Hacking has become a notable concern among PUBG members, however, I haven’t personally encountered anyone who has ruined my experience.
And, if you’re worried about how well it runs, rest assured that it does… at least on PC. Aside from the clumsy physics, I haven’t encountered any game-breaking issues.
And, while it appears that hacking has become a widespread problem among PUBG members, I didn’t personally encounter anyone who ruined my experience on either the PC or the PlayStation 5. However, if you’re playing on a nice PC, it’ll be a lot better.
I’ve been playing PUBG on a PC that can consistently deliver frames above 60fps at 3440 by 1440p resolution on high settings, and the game’s expansive landscapes and massive draw distances work incredibly well with the additional field of view.
On a PlayStation 5, PUBG is a difficult game to play.
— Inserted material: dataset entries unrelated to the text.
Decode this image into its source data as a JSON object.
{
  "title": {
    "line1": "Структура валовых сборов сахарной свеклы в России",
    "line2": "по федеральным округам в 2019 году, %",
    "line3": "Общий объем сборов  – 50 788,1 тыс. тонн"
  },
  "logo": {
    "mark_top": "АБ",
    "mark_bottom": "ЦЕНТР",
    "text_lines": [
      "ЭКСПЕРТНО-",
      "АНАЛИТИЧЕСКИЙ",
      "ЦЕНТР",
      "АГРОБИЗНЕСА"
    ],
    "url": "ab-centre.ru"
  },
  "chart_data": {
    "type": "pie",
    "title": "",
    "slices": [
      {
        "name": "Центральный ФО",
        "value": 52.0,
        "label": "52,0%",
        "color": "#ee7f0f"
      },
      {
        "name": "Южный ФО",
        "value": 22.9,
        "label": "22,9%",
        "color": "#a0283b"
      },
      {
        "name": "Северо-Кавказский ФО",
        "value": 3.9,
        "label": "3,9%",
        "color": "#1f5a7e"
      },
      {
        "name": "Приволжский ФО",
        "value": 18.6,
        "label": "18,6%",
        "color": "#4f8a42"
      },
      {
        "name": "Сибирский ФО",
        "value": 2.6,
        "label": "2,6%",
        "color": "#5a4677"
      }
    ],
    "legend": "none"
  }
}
At long ranges, it’s difficult to differentiate other players, making the immensity of PUBG’s landscapes feel deserted.
Although there is a “Performance” mode that tries for a steady 60 frames per way at 1080p, the lack of 4K quality, limited draw distance, and imprecise controls make it difficult to play PUBG as designed.
You can only play with other PlayStation and Xbox players, putting PUBG behind its battle royale competitors in terms of PC and other platform cross-play.
If you get tired of skirmishing for survival in both solo and squad modes, PUBG doesn’t have much meat on its bones. There aren’t many custom maps, and the only other official Arcade mode is a mediocre Team Deathmatch that you can easily overlook.
That single-mode focus is comparable to Apex Legends, and although it’s nice that your primary option is fun for a long time, neither game compares to Fortnite’s variety.
It’s wonderful that you can always go into the dedicated Training mode and play with all of PUBG’s weapons and toys, even putting them to the test on a firing range, a race car circuit, and a fun “jump school” section where you can parachute in as many times as you like.
In fact, the new player experience does an excellent job of swiftly bringing you up to speed with a few required training matches against easy-to-target bots.
The military-sim gameplay popularized by games like ARMA and DayZ has been stripped down to its most exciting components and streamlined into quick and accessible rounds of pure, hassle-free, survival-based action in PlayerUnknown’s Battlegrounds.
Despite the fact that each game begins in the same way, its astonishing ability to seem like a new, tense journey with each round has kept me coming back for hours.